1. Appropriate Inquiry

The first threshold criteria is that the landowner conduct “appropriate inquiry”. The 2002 CERCLA Amendments established interim standards for satisfying the appropriate inquiry” of the three landowner defenses. EPA is required to promulgate permanent standards by January 11, 2004.[43]

For commercial property purchased before May 31, 1997, the 2002 CERCLA Amendments provide that courts shall continue to use the statutory factors contained in the innocent purchaser’s defense prior to the 2002 CERCLA Amendments.[44] For commercial property purchased on or after May 31, 1997 and until EPA promulgates its due diligence standards, owners or tenants may satisfy the appropriate inquiry requirement by performing a Phase I environmental site assessment (“ESAs”) in accordance with “the procedures of the American Society for Testing and Materials (“ASTM”), including the document known as the Standard ‘E1527-97’, entitled Standard Practice for Environmental Site Assessment: Phase 1 Environmental Site Assessment Process.”[45]

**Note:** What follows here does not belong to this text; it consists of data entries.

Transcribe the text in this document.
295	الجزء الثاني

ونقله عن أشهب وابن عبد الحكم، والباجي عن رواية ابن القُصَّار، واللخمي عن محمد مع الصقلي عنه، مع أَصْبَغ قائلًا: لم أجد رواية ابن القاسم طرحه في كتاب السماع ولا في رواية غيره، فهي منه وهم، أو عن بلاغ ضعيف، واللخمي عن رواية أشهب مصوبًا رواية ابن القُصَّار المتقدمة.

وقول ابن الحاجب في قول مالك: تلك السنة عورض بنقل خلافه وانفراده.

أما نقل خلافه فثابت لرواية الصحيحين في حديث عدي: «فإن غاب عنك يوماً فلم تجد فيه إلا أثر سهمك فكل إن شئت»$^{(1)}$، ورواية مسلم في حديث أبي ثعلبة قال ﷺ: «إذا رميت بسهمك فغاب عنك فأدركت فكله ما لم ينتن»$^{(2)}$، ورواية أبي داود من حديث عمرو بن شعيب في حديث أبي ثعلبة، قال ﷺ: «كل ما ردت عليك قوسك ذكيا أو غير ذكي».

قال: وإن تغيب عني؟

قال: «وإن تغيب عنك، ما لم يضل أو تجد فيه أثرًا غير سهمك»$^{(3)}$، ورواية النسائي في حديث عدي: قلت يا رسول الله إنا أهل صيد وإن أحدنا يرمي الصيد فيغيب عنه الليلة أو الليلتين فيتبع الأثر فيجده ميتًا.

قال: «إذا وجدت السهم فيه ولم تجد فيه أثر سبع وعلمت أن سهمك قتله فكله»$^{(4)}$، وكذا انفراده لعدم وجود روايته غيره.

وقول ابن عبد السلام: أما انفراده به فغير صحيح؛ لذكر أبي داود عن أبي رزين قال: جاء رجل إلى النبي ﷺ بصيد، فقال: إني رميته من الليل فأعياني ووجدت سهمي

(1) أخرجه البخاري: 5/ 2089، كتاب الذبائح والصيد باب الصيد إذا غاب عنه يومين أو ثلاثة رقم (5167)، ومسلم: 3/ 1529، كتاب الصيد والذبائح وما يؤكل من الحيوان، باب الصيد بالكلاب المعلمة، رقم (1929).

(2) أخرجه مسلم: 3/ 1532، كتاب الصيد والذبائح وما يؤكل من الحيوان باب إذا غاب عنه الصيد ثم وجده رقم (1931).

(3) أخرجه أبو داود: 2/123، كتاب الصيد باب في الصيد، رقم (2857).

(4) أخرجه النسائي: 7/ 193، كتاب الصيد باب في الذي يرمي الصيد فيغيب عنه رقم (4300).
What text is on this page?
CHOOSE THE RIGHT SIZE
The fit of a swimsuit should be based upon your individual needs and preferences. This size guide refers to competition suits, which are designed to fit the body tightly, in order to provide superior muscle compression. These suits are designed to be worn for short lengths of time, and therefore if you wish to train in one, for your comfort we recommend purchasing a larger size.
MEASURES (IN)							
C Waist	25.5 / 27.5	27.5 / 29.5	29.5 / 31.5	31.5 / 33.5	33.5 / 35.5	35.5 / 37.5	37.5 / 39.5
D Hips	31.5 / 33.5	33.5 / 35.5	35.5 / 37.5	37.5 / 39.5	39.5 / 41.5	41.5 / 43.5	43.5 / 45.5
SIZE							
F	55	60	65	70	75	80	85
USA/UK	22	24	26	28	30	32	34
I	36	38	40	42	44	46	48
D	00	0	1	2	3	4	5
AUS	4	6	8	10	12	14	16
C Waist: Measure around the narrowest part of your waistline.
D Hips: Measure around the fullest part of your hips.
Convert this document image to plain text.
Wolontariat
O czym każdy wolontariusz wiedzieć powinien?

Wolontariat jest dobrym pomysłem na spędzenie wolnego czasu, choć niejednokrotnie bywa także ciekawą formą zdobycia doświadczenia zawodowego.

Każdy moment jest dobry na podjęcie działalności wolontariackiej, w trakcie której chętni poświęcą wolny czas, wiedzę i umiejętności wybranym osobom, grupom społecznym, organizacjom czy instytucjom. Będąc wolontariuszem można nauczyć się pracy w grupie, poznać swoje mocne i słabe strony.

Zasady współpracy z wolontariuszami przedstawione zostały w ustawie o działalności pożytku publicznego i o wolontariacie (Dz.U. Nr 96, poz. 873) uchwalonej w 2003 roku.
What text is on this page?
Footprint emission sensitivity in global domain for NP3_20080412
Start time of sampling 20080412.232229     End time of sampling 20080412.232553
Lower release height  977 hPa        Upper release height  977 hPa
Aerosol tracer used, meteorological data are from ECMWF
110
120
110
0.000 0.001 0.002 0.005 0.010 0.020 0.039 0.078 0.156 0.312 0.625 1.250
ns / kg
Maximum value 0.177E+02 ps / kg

The 2002 CERCLA Amendments create a more relaxed standard of due diligence for non-governmental or non-commercial purchasers of residential property or similar use. These purchasers may qualify as an innocent purchaser or BFPP by conducting a site inspection and title search that reveal no basis for further investigation.

The Common Elements Guidance emphasizes that potential purchasers or occupiers of property who wish to avail themselves of the landowner defenses must perform all of their "appropriate inquiry" prior to taking title or possession of the property. The guidance also reaffirms that while a BFPP may acquire contaminated property with knowledge of the contamination, it must still perform an appropriate inquiry. Of course, a party who knows or has reason to know of contamination will not be eligible for the contiguous property owner or innocent landowner liability protections.[46]

2. No Affiliation with PRP

This criterion provides that a party must not be potentially liable or affiliated with a potentially responsible party any other person who is potentially liable for response costs. The guidance acknowledged that 2002 CERCLA Amendments did not define the phrase “affiliated with,” but that appears that Congress intended the affiliation language to prevent a potentially responsible party from contracting away its CERCLA liability through a transaction to a family member or related corporate entity.

The guidance also noted that the Innocent Purchaser defense did not contain any “affiliation with” language but did require that a person must establish by a preponderance of the evidence that the act or omission that caused the release or threat of release of hazardous substances and the resulting damages were caused by a third party with whom the person does not have an employment, agency, or contractual relationship.

The BFPP defense is available to a tenant who satisfies the elements of the BFPP defense. However, what about the tenant who leases contaminated property after the enactment of 2002 CERCLA Amendments from a pre-enactment landlord who does not qualify for the BFPP defense? Since a BFPP cannot be affiliated with a PRP, does the existence of the lease create a sufficient “affiliation” that would bar the post-enactment tenant from qualifying for the defense? Both the legislative history and the guidance are silent on this issue.